Ecouter avec l’oreille du cœur

Rédigé par un moine de Triors le dans Religion

Ecouter avec l’oreille du cœur

Dans son message commémorant la 56ème journée mondiale des communications sociales le 22 janvier dernier, le Pape nous demander d’écouter : Dieu d’abord ; le prochain ensuite.

Pour écouter Dieu, il faut que règne en nous et aussi dans nos interlocuteurs un peu de calme, de tranquillité. Nous devons nous tenir éloignés de toute excitation ou nervosité menaçante, être nous-mêmes, seulement nous, rentrés en nous-mêmes ! Par conséquent le rendez-vous de l’écoute n’est pas en dehors, mais en nous-mêmes.

Écouter avec l’oreille du cœur, tel est le premier point de ce message et le thème principal. De fait, l’écoute n’est pas seulement le sens d’une perception acoustique, mais elle est essentiellement liée à la relation de dialogue : dialogue entre Dieu et l’humanité en premier lieu (Shema Israël) ; et ensuite entre les divers membres de la société humaine.

Pour bien écouter, nous devons nous rappeler le sens biblique du terme qui comprend plusieurs composantes. L’initiative revient à Dieu qui nous parle et à qui nous répondons en l’écoutant. L’écoute répond au style humble de Dieu. L’écoute biblique assume toutes les vertus qui doivent nous permettre de pratiquer les commandements et tout ce que nous avons entendu l’Esprit Saint nous suggérer. On remarquera qu’écoute, en latin auditio, a la même racine que obéir (obaudire). Celui qui écoute est celui qui a semé le bon grain dans la bonne terre pour récolter au centuple. Mais l’homme a tendance à se boucher les oreilles pour ne pas avoir à écouter.

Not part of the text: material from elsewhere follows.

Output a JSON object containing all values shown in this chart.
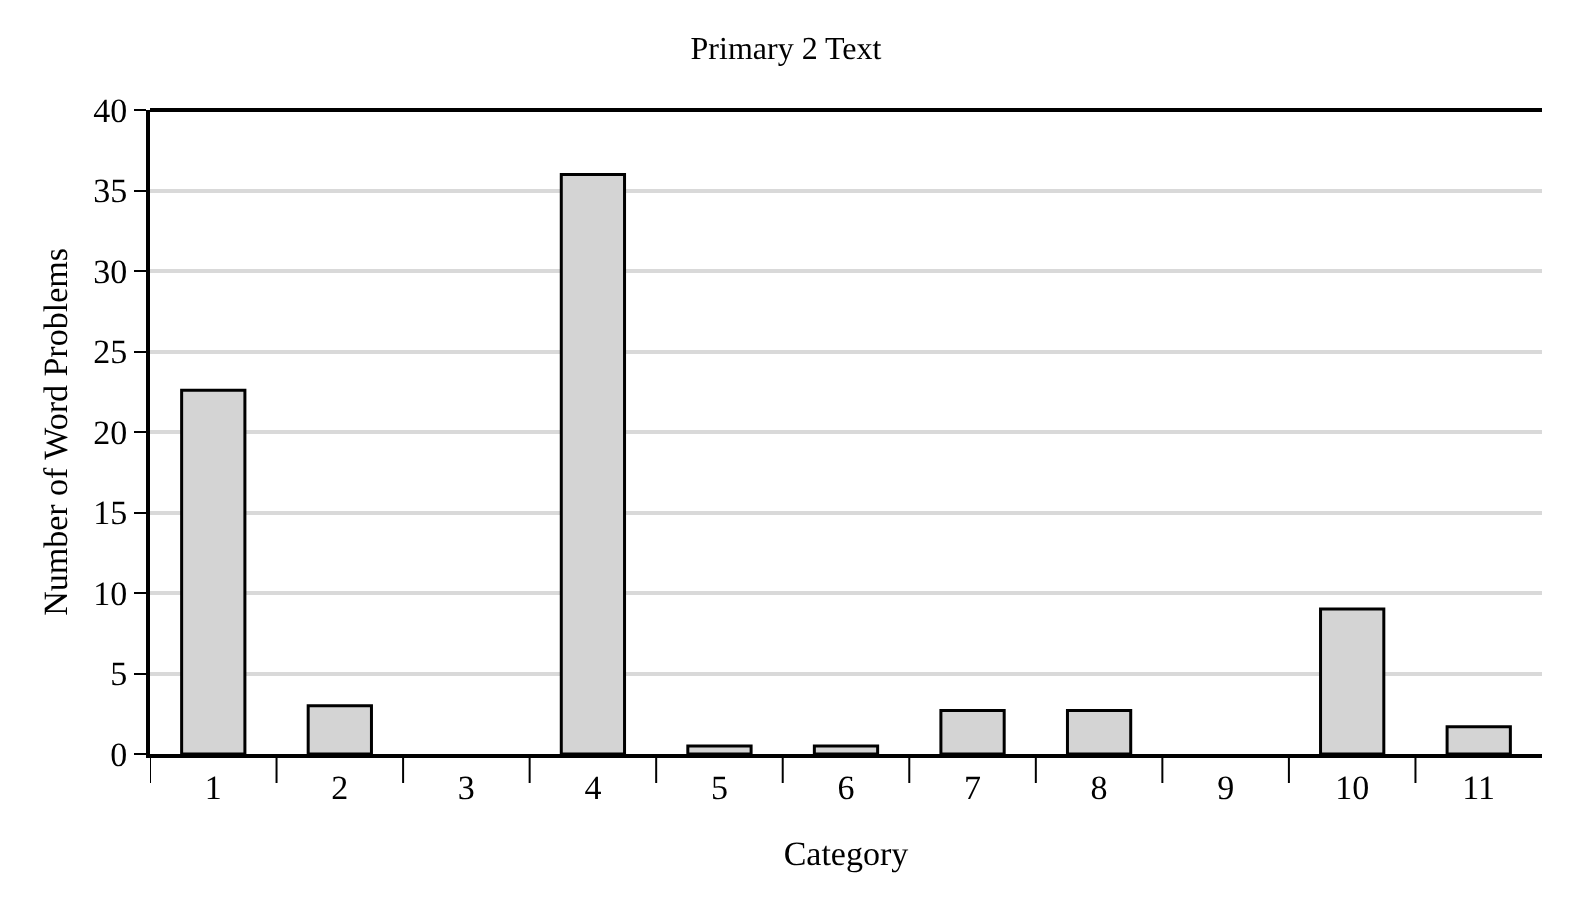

Et ce refus d’écouter finit souvent par devenir une agression envers l’autre, comme cela arriva aux auditeurs du diacre Étienne. L’écoute est au fond une dimension de l’amour. Jésus appelle donc ses disciples à vérifier la qualité de leur écoute.

En second lieu, le Pape analyse l’écoute comme condition indispensable de la bonne compréhension d’autrui. Il existe un usage de l’ouïe qui n’est pas une véritable écoute, mais son contraire : écouter en secret. C’est la tentation actuelle, à l’ère du Web, d’écouter pour espionner, instrumentalisant ainsi les autres à notre profit. Au contraire, ce qui rend la communication bonne et pleinement humaine, c’est précisément l’écoute de la personne. Mais au lieu de nous écouter les uns les autres, nous parlons dans le dos des autres. Une fois de plus le Pape condamne à juste titre le commérage, si dommageable à l’âme. Plutôt que de rechercher la vérité et le bien, nous recherchons le consensus, pour ne pas aller à contre courant et pour demeurer politiquement et socialement correct. Pourquoi affronter la difficulté de l’écoute ? Cela nous serait trop nuisible. Le cardinal Casaroli parlait du martyre de la patience, nécessaire pour écouter et se faire entendre dans les négociations avec les interlocuteurs. La capacité d’écouter est plus précieuse que jamais en cette époque de pandémie.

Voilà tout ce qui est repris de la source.